The fabulous Fake-o-meter™ − copyright of Homo sapiens
And so it was that humans finally acquired something unique – the ability to detect when someone is lying. It’s not foolproof and we often make mistakes, but it’s efficient enough to make the people who tell us lies a little nervous (which, incidentally, makes it easier to detect their lies).
We still have dishonest people around, and some of us are better than others at detecting when being tricked, but at least a kind of balance has been restored. They liars don’t have all the advantage anymore; their fake smiles betray them.
And now for something completely different..
Today is a special day. You might or might not be aware of it, but it is in fact Amy’s blogoversary! Yes, that’s right: Lucy’s football is one year old today! I assume you all know who Amy is, since she is proper famous. But if you don’t, Amy writes very funny, very intelligent and not seldom thought-provoking posts on her blog Lucy’s Football EVERY DAY. You read it; she has posted more than 365 posts during the year since she started blogging. And no short, tweet-like posts, either. No, proper posts. With proper thoughts and everything. Even on days when she might feel like shit. By contrast, I consider it a success if I manage to produce one post a week, and I have therefore only managed to accomplish 50 odd posts during my years of blogging.
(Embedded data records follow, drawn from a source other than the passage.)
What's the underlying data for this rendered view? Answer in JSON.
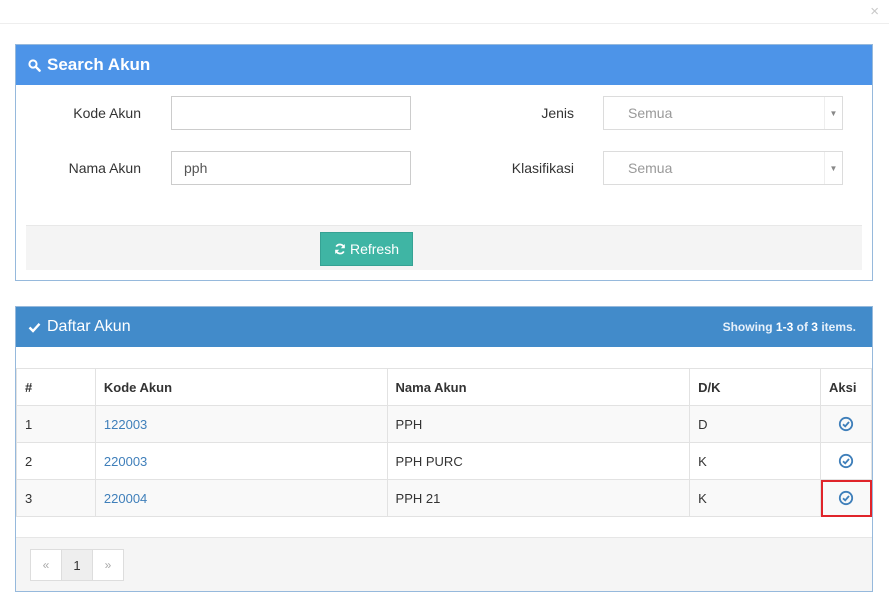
{
  "window": {
    "close_glyph": "×"
  },
  "search": {
    "title": "Search Akun",
    "icon": "search-icon",
    "kode_label": "Kode Akun",
    "kode_value": "",
    "nama_label": "Nama Akun",
    "nama_value": "pph",
    "jenis_label": "Jenis",
    "jenis_value": "Semua",
    "klasifikasi_label": "Klasifikasi",
    "klasifikasi_value": "Semua",
    "refresh_label": "Refresh"
  },
  "list": {
    "title": "Daftar Akun",
    "icon": "check-icon",
    "summary_prefix": "Showing",
    "summary_range": "1-3",
    "summary_of": "of",
    "summary_total": "3",
    "summary_suffix": "items.",
    "columns": [
      "#",
      "Kode Akun",
      "Nama Akun",
      "D/K",
      "Aksi"
    ],
    "rows": [
      {
        "no": "1",
        "kode": "122003",
        "nama": "PPH",
        "dk": "D"
      },
      {
        "no": "2",
        "kode": "220003",
        "nama": "PPH PURC",
        "dk": "K"
      },
      {
        "no": "3",
        "kode": "220004",
        "nama": "PPH 21",
        "dk": "K"
      }
    ]
  },
  "pagination": {
    "prev": "«",
    "current": "1",
    "next": "»"
  },
  "colors": {
    "search_header": "#4d94e8",
    "list_header": "#428bca",
    "refresh": "#3fb5a4",
    "link": "#3f7fba",
    "highlight": "#e0242a"
  }
}
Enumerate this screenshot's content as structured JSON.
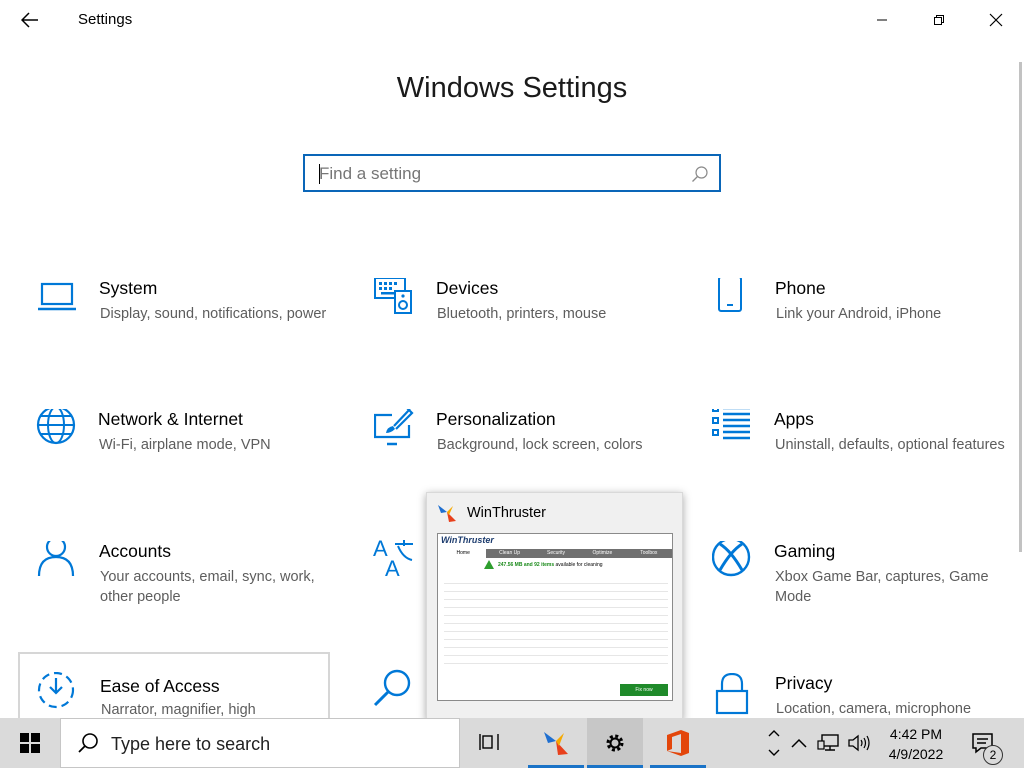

So listen fellas, if you’re not already following her blog, do yourself a BIG FAVOUR and go follow it now. There are links to her blog everywhere (including in my blog roll to the right). She constantly crack me up (not an euphemism!) and I’m so happy and proud to be allowed to call her my friend.
Happy blogoversary Amy!
* We evolved the ability to LEARN how to read minds and expect trickery and foul play. It’s a cultural thing, learned from our parents and others around us, and not something that is inherited, like the ability to walk upright or produce complex sound.